Sinner campione a Roma: "Momento importante per l'Italia, questa vittoria mancava da tanto"
Il numero 1 al mondo dopo il trionfo agli Internazionali: "Partita non perfetta, fisicamente è stata dura e c'era tensione, ma sono contento"

Jannik Sinner sempre più nella storia del tennis. La vittoria contro Ruud riporta un italiano alla vittoria degli Internazionali di Roma cinquant'anni esatti dopo il trionfo di Adriano Panatta nel 1976.
Visibilmente emozionato, Sinner ha commentato così la vittoria a caldo: "Sono trascorsi 50 anni dall'ultima vittoria italiana e sono molto contento, anche se oggi non è stata una partita perfetta. Arrivo da due mesi e mezzo incredibili e ho cercato di giocare al meglio che potevo. Fisicamente è stata molto dura, ma sono felice: grazie al mio team e a chi si occupa del mio corpo, sono importanti come i tecnici".

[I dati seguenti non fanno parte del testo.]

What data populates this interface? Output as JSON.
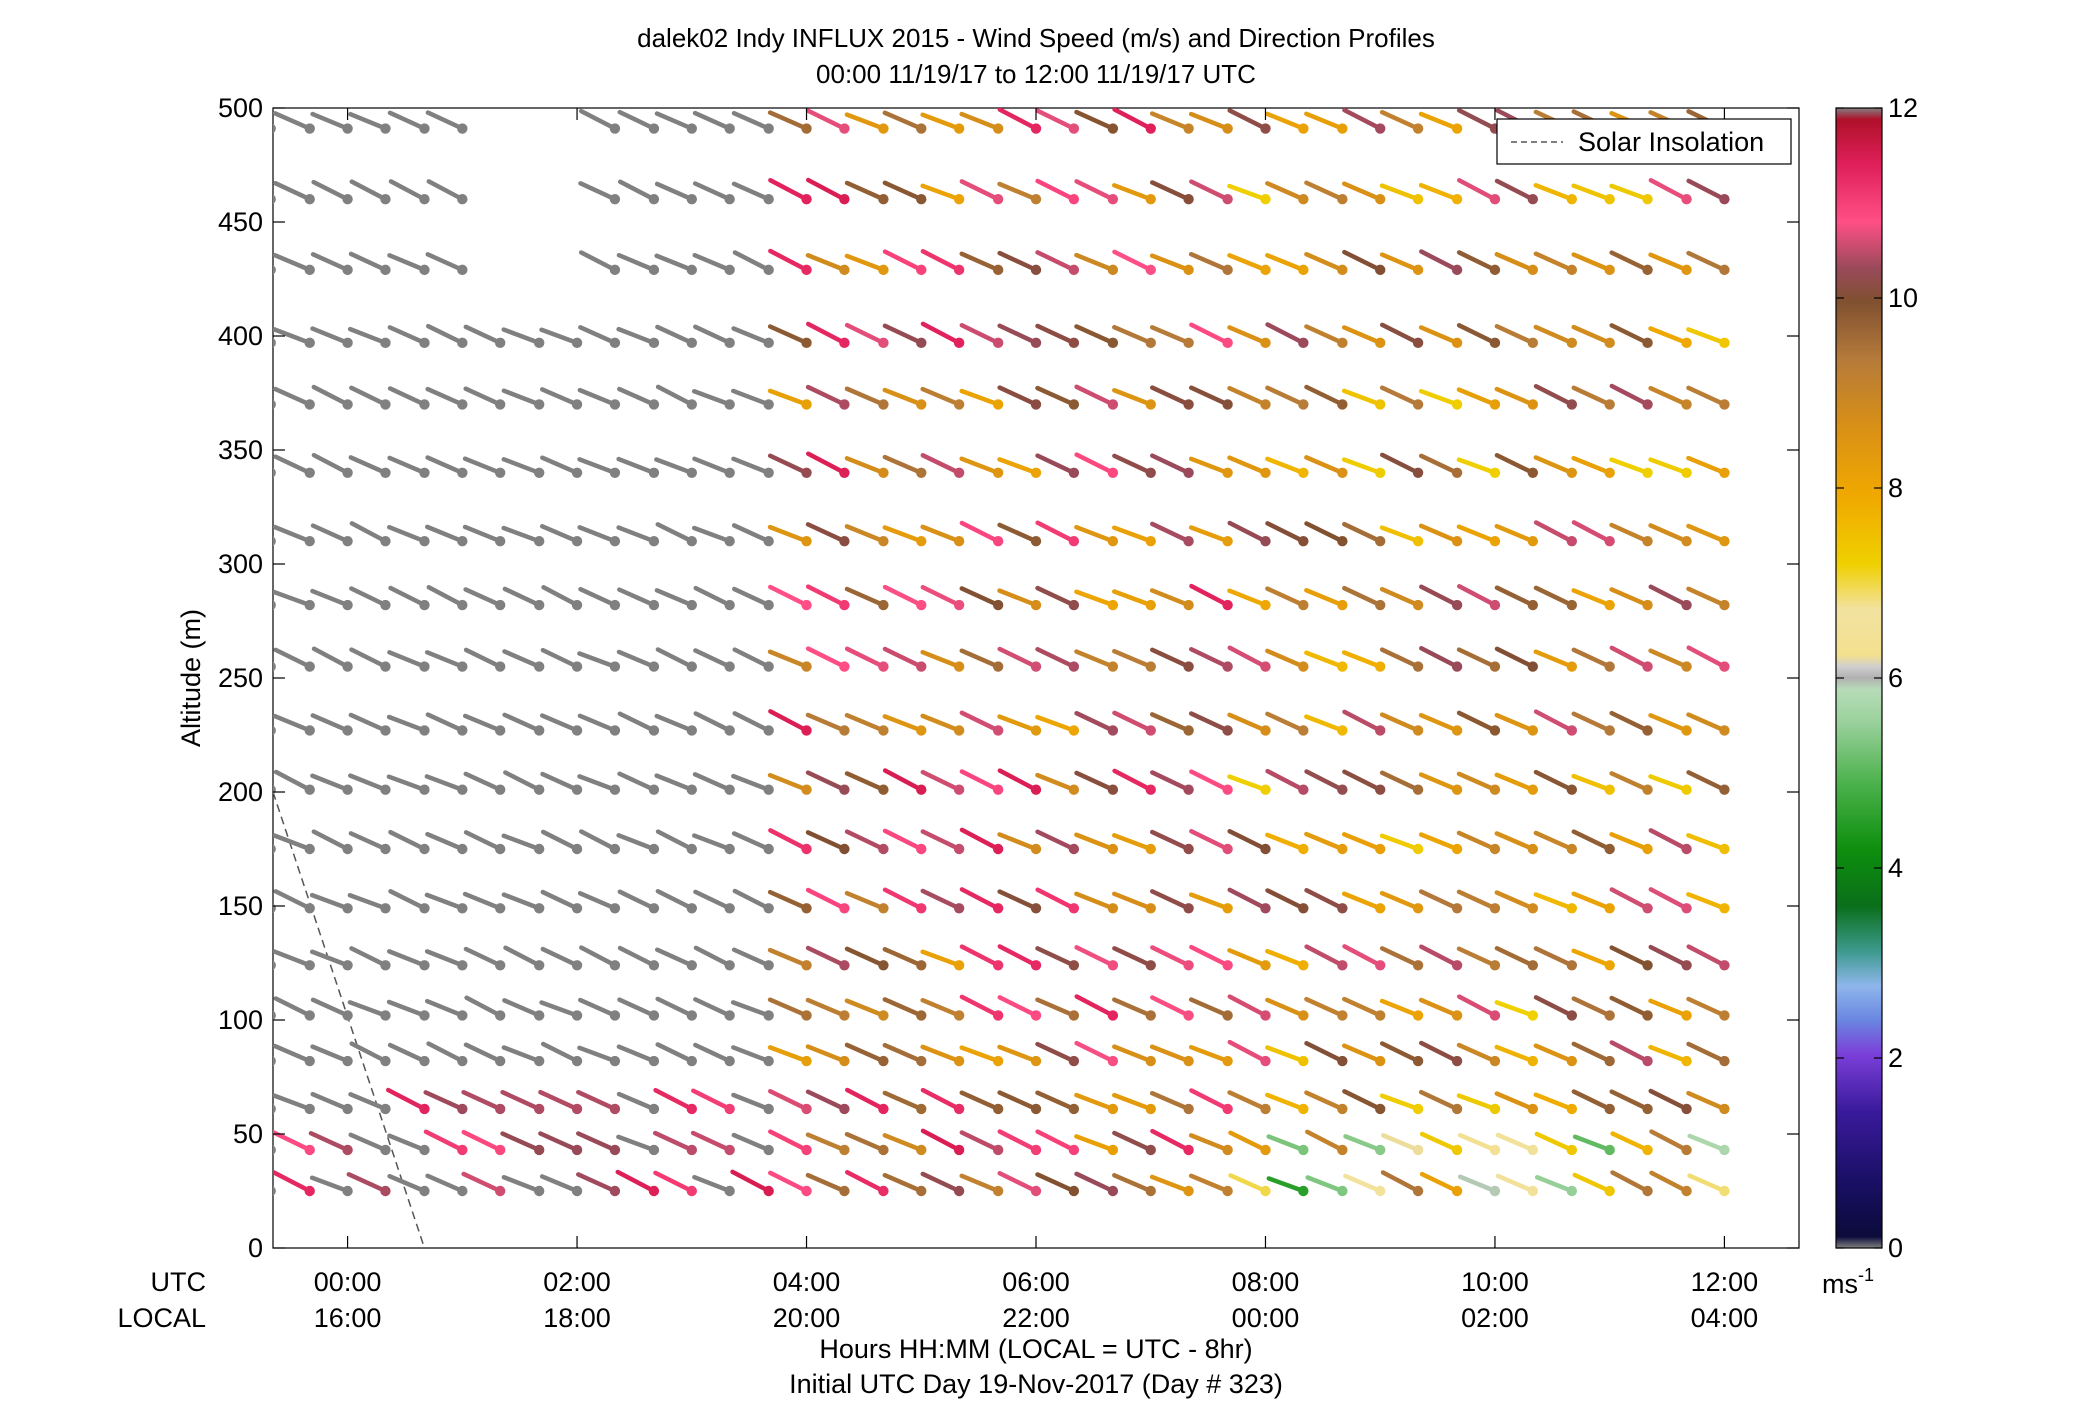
{
  "chart_data": {
    "type": "scatter",
    "title": "dalek02 Indy INFLUX 2015 - Wind Speed (m/s) and Direction Profiles",
    "subtitle": "00:00 11/19/17 to 12:00 11/19/17  UTC",
    "ylabel": "Altitude (m)",
    "xlabel": "Hours HH:MM  (LOCAL = UTC - 8hr)",
    "xlabel2": "Initial UTC Day 19-Nov-2017 (Day # 323)",
    "row_label_utc": "UTC",
    "row_label_local": "LOCAL",
    "legend": {
      "entry": "Solar Insolation",
      "placement": "top-right"
    },
    "xlim_hours": [
      -0.65,
      12.65
    ],
    "ylim": [
      0,
      500
    ],
    "y_ticks": [
      0,
      50,
      100,
      150,
      200,
      250,
      300,
      350,
      400,
      450,
      500
    ],
    "x_ticks_hours": [
      0,
      2,
      4,
      6,
      8,
      10,
      12
    ],
    "x_ticks_utc": [
      "00:00",
      "02:00",
      "04:00",
      "06:00",
      "08:00",
      "10:00",
      "12:00"
    ],
    "x_ticks_local": [
      "16:00",
      "18:00",
      "20:00",
      "22:00",
      "00:00",
      "02:00",
      "04:00"
    ],
    "colorbar": {
      "label": "ms",
      "label_sup": "-1",
      "range": [
        0,
        12
      ],
      "ticks": [
        "0",
        "2",
        "4",
        "6",
        "8",
        "10",
        "12"
      ],
      "stops": [
        [
          0.0,
          "#808080"
        ],
        [
          0.01,
          "#0b0b3a"
        ],
        [
          0.06,
          "#1a0f66"
        ],
        [
          0.12,
          "#3a1a9c"
        ],
        [
          0.17,
          "#7b3fd9"
        ],
        [
          0.2,
          "#6a86e0"
        ],
        [
          0.23,
          "#8fb6ec"
        ],
        [
          0.26,
          "#3e9a8f"
        ],
        [
          0.3,
          "#0a6f1a"
        ],
        [
          0.35,
          "#0d8f0d"
        ],
        [
          0.41,
          "#4fb34f"
        ],
        [
          0.46,
          "#99d09b"
        ],
        [
          0.49,
          "#b7dcb8"
        ],
        [
          0.5,
          "#b0b0b0"
        ],
        [
          0.51,
          "#cfcfcf"
        ],
        [
          0.52,
          "#f3e08e"
        ],
        [
          0.56,
          "#f2e2a0"
        ],
        [
          0.6,
          "#efd000"
        ],
        [
          0.66,
          "#f0a800"
        ],
        [
          0.72,
          "#d99016"
        ],
        [
          0.78,
          "#b57a3a"
        ],
        [
          0.83,
          "#805030"
        ],
        [
          0.86,
          "#9a4a5a"
        ],
        [
          0.9,
          "#ff4f86"
        ],
        [
          0.95,
          "#e0205a"
        ],
        [
          0.99,
          "#b0102a"
        ],
        [
          1.0,
          "#808080"
        ]
      ]
    },
    "solar_insolation": {
      "x_hours": [
        -0.65,
        0.67
      ],
      "y": [
        200,
        0
      ]
    },
    "series_note": "",
    "heights_m": [
      25,
      43,
      61,
      82,
      102,
      124,
      149,
      175,
      201,
      227,
      255,
      282,
      310,
      340,
      370,
      397,
      429,
      460,
      491
    ],
    "times_hours": [
      -0.67,
      -0.33,
      0.0,
      0.33,
      0.67,
      1.0,
      1.33,
      1.67,
      2.0,
      2.33,
      2.67,
      3.0,
      3.33,
      3.67,
      4.0,
      4.33,
      4.67,
      5.0,
      5.33,
      5.67,
      6.0,
      6.33,
      6.67,
      7.0,
      7.33,
      7.67,
      8.0,
      8.33,
      8.67,
      9.0,
      9.33,
      9.67,
      10.0,
      10.33,
      10.67,
      11.0,
      11.33,
      11.67,
      12.0
    ],
    "direction_deg_approx": 300,
    "speed_profiles": [
      {
        "time_range_hours": [
          -0.67,
          4.0
        ],
        "speed_range_ms": [
          6,
          11
        ],
        "note_speed_low_gray": true
      },
      {
        "time_range_hours": [
          4.0,
          8.0
        ],
        "speed_range_ms": [
          7,
          11.5
        ]
      },
      {
        "time_range_hours": [
          8.0,
          12.0
        ],
        "speed_range_ms": [
          3,
          10.5
        ]
      }
    ]
  }
}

L'Italia applaude Jannik: "È incredibile, era davvero tanto tempo che un italiano non vinceva qui a Roma. Questo è un momento importante per l'Italia e sono contento di farne parte. La partita è stata difficile, con tanta tensione, ma sono contento di come ho gestito la situazione".
Sinner, le parole durante la premiazione -
Con il trofeo in mano, l'acclamazione del pubblico: "Olè, Olè, Olè, Sinner, Sinner!". Poi le prime dichiarazioni in inglese per Ruud: "Ti auguro il meglio per il futuro, sono felice che le cose per te stiano andando bene sia dentro sia fuori dal campo e stai attraversando un periodo molto positivo".
Oltre al ringraziamento a tutto il suo staff, quello medico in particolare, Jannik torna a parlare in italiano: "Che onore essere qui su questo palco con il presidente (Mattarella, ndr), Angelo (Binaghi, ndr) e Adriano (Panatta, ndr). Sono molto emozionato di essere qui vicino al signor presidente", e sorride insieme a Mattarella.
Il tributo a Panatta: "Sono molto contento di aver riportato questo trofeo qui cinquant'anni dopo Adriano. Non posso dire che mi ricordo di quella vittoria, non ero ancora nato e forse nemmeno i miei genitori stavano già insieme", ride Jannik.
Infine, l'applauso a tutto lo staff degli Internazionali di Roma: "Voglio ringraziare i raccattapalle, tutte le persone che danno il meglio per farci sentire a casa. È stato un giorno storico, anche con la prima vittoria del doppio maschile. L'anno scorso Jasmine (Paolini, ndr) vinse sia il singolare sia il doppio con Sara (Errani, ndr). Continuiamo a provare a fare il meglio e vi ringrazio tutti per queste due settimane insieme".